Pemerintah dan Lembaga Konservasi Susun Strategi, Cegah Kepunahan Elang Jawa

5 hours ago 6

Strategi baru disiapkan untuk memperkuat perlindungan elang jawa dari ancaman kepunahan dalam satu dekade mendatang.

REPUBLIKA.CO.ID, BOGOR -- Kementerian Kehutanan bersama organisasi konservasi, Burung Indonesia, Raptor Indonesia, PILI Green Network, dan sektor swasta, PT Djarum, mulai menyusun strategi baru penyelamatan elang jawa untuk periode 2026–2036. Penyusunan strategi ini merupakan bagian dari upaya memperkuat perlindungan satwa nasional Indonesia yang hingga kini masih berstatus genting (Endangered) dalam Daftar Merah IUCN akibat perburuan, perdagangan ilegal, hilangnya habitat, dan dampak perubahan iklim.

Penyusunan Strategi dan Rencana Aksi Konservasi (SRAK) Elang Jawa dilakukan melalui konsinyasi di Bogor pada 23–24 Juli 2026. Kegiatan tersebut mempertemukan lebih dari 100 peserta dari pemerintah, BRIN, perguruan tinggi, organisasi masyarakat sipil, lembaga internasional, pegiat konservasi, dan sektor swasta untuk merumuskan langkah konservasi selama satu dekade mendatang.

Direktur Konservasi Spesies dan Genetik Kementerian Kehutanan Ahmad Munawir mengatakan SRAK Elang Jawa 2026–2036 akan menjadi acuan nasional dalam perlindungan spesies endemis Pulau Jawa dan Bali tersebut. Menurut dia, strategi itu tidak hanya menjadi panduan bagi penyelamatan elang jawa, tetapi juga dapat menjadi model konservasi bagi burung pemangsa lain yang terancam punah di Indonesia.

"SRAK Elang Jawa bukan hanya panduan bagi satu spesies saja, melainkan akan menjadi model dan pendorong utama bagi kebijakan pelestarian seluruh spesies raptor yang terancam punah di Nusantara," kata Ahmad Munawir, seperti dikutip dalam pernyataan Kemitraan Lacak Jejak Elang Jawa, Jumat (24/7/2026).

Ia menambahkan, penyusunan SRAK dilakukan dengan pendekatan berbasis bukti ilmiah, partisipatif, dan berorientasi pada hasil. Dokumen tersebut juga menjadi bagian dari implementasi Keputusan Menteri Kehutanan Nomor 322 Tahun 2026 serta mendukung target Indonesia dalam Kunming-Montreal Global Biodiversity Framework (KM-GBF) dan Indonesian Biodiversity Strategy and Action Plan (IBSAP) 2025–2045.

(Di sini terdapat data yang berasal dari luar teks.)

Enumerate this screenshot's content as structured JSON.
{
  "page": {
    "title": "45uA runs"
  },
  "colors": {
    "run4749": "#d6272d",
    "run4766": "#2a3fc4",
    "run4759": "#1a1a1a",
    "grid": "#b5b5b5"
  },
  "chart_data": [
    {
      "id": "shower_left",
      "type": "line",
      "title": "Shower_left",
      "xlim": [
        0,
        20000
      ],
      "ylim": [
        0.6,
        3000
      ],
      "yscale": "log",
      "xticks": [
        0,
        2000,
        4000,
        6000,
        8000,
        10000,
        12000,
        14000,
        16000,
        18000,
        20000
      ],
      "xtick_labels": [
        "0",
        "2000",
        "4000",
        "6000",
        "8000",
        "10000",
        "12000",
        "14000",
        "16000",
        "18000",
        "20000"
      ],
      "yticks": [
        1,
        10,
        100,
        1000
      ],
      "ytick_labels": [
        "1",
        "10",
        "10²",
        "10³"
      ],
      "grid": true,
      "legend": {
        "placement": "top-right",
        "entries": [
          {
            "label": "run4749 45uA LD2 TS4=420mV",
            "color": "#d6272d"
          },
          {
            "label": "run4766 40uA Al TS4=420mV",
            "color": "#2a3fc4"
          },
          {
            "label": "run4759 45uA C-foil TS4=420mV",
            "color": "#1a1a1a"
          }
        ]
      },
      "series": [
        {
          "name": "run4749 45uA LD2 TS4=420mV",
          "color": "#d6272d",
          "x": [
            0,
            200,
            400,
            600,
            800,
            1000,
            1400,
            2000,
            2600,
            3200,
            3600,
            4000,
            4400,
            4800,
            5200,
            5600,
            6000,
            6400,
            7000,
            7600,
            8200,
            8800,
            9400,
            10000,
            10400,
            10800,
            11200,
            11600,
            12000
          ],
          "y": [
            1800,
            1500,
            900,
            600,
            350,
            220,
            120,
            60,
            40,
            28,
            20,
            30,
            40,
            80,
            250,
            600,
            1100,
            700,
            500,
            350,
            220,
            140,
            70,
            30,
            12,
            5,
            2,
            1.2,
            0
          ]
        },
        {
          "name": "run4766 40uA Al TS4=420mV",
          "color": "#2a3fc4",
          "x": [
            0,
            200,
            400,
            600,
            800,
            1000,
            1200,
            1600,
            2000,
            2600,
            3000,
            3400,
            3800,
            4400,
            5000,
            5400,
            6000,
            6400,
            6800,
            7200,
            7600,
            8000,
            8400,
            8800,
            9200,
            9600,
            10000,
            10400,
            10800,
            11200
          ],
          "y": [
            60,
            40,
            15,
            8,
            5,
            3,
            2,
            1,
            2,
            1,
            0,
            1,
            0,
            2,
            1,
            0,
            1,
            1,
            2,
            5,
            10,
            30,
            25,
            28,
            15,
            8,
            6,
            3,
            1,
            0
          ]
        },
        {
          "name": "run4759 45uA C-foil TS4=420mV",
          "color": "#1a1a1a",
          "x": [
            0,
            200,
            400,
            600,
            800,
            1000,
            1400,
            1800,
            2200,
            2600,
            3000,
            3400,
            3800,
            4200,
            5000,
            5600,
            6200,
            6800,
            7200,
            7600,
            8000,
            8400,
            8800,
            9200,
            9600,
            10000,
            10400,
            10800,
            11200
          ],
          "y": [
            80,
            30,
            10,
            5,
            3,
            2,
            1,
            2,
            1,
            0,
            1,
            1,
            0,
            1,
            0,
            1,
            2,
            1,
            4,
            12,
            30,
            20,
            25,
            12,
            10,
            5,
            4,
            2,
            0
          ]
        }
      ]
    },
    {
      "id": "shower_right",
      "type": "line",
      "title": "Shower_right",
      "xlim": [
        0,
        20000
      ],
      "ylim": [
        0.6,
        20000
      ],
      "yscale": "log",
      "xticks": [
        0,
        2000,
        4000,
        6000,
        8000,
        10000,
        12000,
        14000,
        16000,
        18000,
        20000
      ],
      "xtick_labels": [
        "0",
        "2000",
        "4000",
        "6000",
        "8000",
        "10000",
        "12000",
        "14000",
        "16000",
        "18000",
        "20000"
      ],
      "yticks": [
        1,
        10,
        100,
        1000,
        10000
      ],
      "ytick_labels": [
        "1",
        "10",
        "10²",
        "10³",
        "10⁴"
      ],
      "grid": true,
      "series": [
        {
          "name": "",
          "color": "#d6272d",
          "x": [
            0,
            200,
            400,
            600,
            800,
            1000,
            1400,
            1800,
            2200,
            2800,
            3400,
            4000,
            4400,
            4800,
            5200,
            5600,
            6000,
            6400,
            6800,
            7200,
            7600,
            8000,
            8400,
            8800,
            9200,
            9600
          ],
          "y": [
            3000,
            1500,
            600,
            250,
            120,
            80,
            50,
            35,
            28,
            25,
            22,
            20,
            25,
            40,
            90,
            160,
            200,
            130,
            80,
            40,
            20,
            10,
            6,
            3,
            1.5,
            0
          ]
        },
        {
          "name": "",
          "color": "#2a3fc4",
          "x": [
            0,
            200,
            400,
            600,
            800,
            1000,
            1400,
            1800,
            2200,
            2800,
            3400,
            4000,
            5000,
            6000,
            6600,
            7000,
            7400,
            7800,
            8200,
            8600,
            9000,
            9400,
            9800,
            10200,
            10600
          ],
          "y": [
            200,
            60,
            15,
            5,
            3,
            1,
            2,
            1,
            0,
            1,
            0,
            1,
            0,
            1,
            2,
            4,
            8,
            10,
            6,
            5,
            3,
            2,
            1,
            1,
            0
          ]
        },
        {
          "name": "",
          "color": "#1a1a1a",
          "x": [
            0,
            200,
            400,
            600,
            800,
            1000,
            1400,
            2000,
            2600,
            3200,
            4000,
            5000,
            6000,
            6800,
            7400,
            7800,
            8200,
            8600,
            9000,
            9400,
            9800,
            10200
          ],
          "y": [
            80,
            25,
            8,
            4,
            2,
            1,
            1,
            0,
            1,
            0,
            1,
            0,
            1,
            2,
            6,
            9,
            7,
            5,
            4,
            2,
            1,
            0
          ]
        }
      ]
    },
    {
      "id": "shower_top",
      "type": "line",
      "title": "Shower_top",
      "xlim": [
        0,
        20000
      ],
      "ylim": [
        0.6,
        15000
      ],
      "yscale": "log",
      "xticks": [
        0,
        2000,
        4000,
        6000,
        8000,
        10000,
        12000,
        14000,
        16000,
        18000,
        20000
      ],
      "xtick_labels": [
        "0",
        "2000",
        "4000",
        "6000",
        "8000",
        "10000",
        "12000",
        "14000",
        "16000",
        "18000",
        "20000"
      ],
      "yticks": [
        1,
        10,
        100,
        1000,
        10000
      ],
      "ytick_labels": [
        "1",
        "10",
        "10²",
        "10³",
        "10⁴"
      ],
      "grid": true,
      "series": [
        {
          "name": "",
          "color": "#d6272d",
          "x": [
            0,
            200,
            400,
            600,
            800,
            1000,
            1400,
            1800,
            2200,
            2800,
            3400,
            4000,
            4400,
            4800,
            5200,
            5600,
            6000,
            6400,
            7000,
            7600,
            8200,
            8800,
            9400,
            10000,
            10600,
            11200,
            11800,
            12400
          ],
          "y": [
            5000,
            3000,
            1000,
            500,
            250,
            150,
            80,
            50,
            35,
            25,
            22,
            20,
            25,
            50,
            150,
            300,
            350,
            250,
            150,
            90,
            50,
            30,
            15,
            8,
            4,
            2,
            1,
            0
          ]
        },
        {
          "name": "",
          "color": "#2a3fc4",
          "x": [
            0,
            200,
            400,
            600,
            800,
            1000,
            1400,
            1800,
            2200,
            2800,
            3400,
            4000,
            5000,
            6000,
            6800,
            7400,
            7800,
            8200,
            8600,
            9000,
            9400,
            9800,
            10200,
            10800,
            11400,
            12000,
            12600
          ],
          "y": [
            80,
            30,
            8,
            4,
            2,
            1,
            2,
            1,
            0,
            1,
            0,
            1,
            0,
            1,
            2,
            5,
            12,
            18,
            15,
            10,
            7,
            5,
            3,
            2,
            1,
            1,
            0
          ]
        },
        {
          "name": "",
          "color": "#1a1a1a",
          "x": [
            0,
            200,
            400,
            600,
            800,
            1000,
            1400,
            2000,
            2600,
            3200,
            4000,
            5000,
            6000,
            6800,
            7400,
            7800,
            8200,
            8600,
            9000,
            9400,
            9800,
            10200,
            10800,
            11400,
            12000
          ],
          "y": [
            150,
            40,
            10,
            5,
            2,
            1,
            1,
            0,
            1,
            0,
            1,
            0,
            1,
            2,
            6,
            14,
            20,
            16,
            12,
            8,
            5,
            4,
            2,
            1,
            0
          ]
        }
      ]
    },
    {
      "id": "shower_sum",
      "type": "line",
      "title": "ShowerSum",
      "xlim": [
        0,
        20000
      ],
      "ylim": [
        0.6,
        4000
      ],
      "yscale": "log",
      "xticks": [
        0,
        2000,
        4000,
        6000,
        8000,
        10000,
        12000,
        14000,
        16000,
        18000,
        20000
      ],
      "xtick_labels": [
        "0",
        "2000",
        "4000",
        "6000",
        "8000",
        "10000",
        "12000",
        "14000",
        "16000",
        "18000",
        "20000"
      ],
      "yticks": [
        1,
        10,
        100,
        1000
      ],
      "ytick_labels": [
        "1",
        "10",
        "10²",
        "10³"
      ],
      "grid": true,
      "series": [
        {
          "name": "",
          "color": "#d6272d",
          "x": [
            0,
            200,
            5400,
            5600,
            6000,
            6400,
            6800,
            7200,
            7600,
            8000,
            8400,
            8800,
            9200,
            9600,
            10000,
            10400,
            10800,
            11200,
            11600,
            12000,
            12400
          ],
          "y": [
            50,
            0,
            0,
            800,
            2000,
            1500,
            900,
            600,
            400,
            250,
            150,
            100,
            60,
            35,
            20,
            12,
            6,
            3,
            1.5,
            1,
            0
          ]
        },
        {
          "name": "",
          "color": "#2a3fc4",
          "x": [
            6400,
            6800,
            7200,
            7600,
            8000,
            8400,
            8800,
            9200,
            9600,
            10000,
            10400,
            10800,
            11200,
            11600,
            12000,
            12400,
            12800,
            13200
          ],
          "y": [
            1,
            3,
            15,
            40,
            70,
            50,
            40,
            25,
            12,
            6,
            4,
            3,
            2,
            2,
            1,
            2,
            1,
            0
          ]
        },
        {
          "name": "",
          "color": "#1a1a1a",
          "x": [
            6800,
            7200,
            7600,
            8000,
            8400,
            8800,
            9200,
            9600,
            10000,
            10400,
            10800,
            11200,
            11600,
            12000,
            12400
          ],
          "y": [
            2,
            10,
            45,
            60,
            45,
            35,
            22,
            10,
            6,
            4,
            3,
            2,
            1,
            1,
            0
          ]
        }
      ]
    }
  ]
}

Selama konsinyasi, para peserta mengevaluasi pelaksanaan SRAK 2013–2022, memperbarui data populasi dan ancaman terhadap elang jawa, menyusun target konservasi berdasarkan wilayah prioritas, serta merumuskan strategi, indikator kinerja, dan mekanisme pemantauan yang lebih efektif.